The polls continue to swing his way. A Galaxy poll in News Ltd papers yesterday gave a 52-48 per cent lead to the Coalition, with a series of other polls pointing to Labor losses in key marginal seats.

These include the Brisbane seat of Forde, being contested by former Queensland Premier Peter Beattie, parachuted in to bolster Labor's hopes.

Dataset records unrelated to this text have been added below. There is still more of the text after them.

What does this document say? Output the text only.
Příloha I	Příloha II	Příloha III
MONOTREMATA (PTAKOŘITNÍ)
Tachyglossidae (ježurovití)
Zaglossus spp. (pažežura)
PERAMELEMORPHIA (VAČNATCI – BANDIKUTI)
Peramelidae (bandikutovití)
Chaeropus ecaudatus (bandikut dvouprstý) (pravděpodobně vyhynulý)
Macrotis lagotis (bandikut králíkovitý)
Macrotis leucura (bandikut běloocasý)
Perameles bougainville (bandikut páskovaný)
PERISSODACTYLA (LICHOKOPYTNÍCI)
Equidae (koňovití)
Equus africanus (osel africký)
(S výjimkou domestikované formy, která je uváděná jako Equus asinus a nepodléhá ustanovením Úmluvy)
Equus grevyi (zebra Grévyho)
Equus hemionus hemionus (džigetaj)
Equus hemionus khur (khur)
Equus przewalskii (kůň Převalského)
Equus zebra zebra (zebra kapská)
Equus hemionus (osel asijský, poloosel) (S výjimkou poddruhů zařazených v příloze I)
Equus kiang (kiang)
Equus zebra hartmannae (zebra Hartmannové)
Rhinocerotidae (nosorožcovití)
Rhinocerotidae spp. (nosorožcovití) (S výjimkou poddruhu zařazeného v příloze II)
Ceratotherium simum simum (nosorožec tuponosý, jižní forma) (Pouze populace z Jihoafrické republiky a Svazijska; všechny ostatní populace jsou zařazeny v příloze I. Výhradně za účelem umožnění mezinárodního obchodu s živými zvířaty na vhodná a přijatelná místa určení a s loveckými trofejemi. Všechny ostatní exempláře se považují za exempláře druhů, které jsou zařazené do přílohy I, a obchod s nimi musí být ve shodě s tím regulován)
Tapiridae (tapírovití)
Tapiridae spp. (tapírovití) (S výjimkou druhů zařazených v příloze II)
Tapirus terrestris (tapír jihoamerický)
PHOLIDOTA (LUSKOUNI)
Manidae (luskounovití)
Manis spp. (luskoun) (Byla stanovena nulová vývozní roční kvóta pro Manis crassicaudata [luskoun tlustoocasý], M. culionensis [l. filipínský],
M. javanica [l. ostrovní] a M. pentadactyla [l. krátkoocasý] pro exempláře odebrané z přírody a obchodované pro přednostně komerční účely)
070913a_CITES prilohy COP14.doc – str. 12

Parental leave: Parties seek a baby bump

The Coalition's plan

* Working women get 26 weeks' leave on full pay plus super for each baby.
* Starts July 1, 2015, for those in fulltime, part-time or casual work.
* Women on average weekly earnings of A$65,000 get about A$32,500 for 26 weeks plus super.
* * Women earning more than A$150,000 get the maximum A$75,000.
* Cost is A$5.5 billion a year.
* Part-funded by 1.5 per cent levy on big businesses.
* Business levy offset by 1.5 percentage point tax cut for all companies.
* Net cost is A$6.1 billion over forward estimates, after budget savings and scrapping ALP scheme.

Labor's current plan

* Working women get 18 weeks' paid at national minimum wage, currently A$622 a week before tax.
* Started in 2011 for fulltime, part-time, casual and self-employed workers.
* Leave is in addition to any existing work leave benefits.
* No superannuation component.
* Available to parents with annual income of A$150,000 or less a year.
* Parents can share leave entitlements, if salary and work requirements are met.
* Scheme funded by taxpayers, costing about A$250 million a year.